Children who survived five weeks in Colombia jungle will tell own story, father says

Manuel Ranoque, father of the two Indigenous children who were found alive after being lost for 40 days in the Colombian Amazon rainforest following a plane crash, speaks with the press before arriving at the Military Hospital, where the kids were hospitalised, in Bogota on Sunday. (AFP)

BOGOTA (Reuters) – Four Indigenous children who were missing for more than five weeks in Colombia’s southern jungle will tell their own story about the ordeal, the father of the two youngest siblings said on Sunday.

The children, aged 1 through 13, survived a May 1 plane crash that killed their mother and two other adults and were found on Friday in Caqueta province after weeks of searching by the military and Indigenous communities.
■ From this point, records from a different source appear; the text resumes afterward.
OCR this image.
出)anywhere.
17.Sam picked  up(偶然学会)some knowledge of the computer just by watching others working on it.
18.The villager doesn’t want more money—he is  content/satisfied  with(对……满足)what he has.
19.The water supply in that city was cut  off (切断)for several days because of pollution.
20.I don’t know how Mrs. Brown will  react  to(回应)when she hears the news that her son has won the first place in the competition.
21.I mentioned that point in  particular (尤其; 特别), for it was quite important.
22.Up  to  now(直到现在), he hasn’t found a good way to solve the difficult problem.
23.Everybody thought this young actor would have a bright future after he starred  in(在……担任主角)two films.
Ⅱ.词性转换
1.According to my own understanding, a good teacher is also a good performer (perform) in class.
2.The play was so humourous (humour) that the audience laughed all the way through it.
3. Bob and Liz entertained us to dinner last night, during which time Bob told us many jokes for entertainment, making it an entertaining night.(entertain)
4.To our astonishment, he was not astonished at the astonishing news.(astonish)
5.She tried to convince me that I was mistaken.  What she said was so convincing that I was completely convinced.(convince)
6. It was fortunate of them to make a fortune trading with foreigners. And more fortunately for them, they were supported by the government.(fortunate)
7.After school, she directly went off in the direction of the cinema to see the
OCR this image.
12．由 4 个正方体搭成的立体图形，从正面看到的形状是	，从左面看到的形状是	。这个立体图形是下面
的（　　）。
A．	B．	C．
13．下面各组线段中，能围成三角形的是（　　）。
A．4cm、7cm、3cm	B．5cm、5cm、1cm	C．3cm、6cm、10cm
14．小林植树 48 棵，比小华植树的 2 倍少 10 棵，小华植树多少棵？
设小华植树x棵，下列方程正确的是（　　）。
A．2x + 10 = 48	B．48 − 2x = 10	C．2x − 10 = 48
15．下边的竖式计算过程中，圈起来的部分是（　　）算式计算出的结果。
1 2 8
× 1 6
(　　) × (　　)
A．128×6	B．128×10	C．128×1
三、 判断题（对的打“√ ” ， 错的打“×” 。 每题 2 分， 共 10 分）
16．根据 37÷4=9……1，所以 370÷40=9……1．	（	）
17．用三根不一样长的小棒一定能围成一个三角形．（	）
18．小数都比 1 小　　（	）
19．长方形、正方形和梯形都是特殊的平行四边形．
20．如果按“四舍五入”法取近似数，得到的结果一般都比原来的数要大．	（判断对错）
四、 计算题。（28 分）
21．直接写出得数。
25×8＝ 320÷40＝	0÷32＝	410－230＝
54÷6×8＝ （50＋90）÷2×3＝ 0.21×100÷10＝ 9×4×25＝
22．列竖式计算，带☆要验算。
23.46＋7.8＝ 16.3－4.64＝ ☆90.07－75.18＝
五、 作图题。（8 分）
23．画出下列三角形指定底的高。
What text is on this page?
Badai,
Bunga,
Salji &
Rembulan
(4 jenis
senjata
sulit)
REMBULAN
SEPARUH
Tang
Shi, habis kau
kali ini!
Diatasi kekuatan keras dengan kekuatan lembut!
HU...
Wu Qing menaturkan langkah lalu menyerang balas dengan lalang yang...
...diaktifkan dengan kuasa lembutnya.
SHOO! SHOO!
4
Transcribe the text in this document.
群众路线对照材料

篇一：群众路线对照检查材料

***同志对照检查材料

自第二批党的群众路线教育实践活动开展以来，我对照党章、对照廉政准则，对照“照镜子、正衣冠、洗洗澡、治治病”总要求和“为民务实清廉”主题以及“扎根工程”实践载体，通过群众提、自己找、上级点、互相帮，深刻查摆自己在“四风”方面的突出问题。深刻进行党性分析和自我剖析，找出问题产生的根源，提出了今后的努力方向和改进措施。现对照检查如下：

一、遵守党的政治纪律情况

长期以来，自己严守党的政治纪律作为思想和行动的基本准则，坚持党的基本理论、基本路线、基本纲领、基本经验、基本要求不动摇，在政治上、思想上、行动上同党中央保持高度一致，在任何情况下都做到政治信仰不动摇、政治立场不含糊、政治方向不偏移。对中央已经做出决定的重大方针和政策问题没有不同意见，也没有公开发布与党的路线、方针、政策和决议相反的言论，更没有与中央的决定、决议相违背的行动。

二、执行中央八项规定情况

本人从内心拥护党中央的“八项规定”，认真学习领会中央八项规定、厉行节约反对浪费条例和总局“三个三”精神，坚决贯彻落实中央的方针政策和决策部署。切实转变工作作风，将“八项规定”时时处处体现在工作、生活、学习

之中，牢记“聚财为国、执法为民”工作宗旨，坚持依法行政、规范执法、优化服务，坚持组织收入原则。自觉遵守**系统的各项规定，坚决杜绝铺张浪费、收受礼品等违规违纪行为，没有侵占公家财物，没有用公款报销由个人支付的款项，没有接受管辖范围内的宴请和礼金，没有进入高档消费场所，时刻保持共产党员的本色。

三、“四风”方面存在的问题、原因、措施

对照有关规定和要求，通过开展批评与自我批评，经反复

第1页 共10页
Their ordeal began in the early hours, when the Cessna 206 aircraft carrying seven people and traveling between Araracuara airport in Caqueta and San Jose del Guaviare, a city in Guaviare province, issued a mayday alert due to engine failure.

“They will tell their stories and you will hear them,” said Manuel Ranoque, the father of the 1-year-old and 5-year-old siblings, after visiting them at Bogota’s military hospital.

“It’s not easy to ask them because the children went 40 days without eating well, so I have not been able to get information from the oldest child,” Ranoque told reporters.

Ranoque also told reporters the children’s mother had survived for four days after the crash, an account disputed by another family member who also spoke to journalists. Reuters was not able to independently verify the information.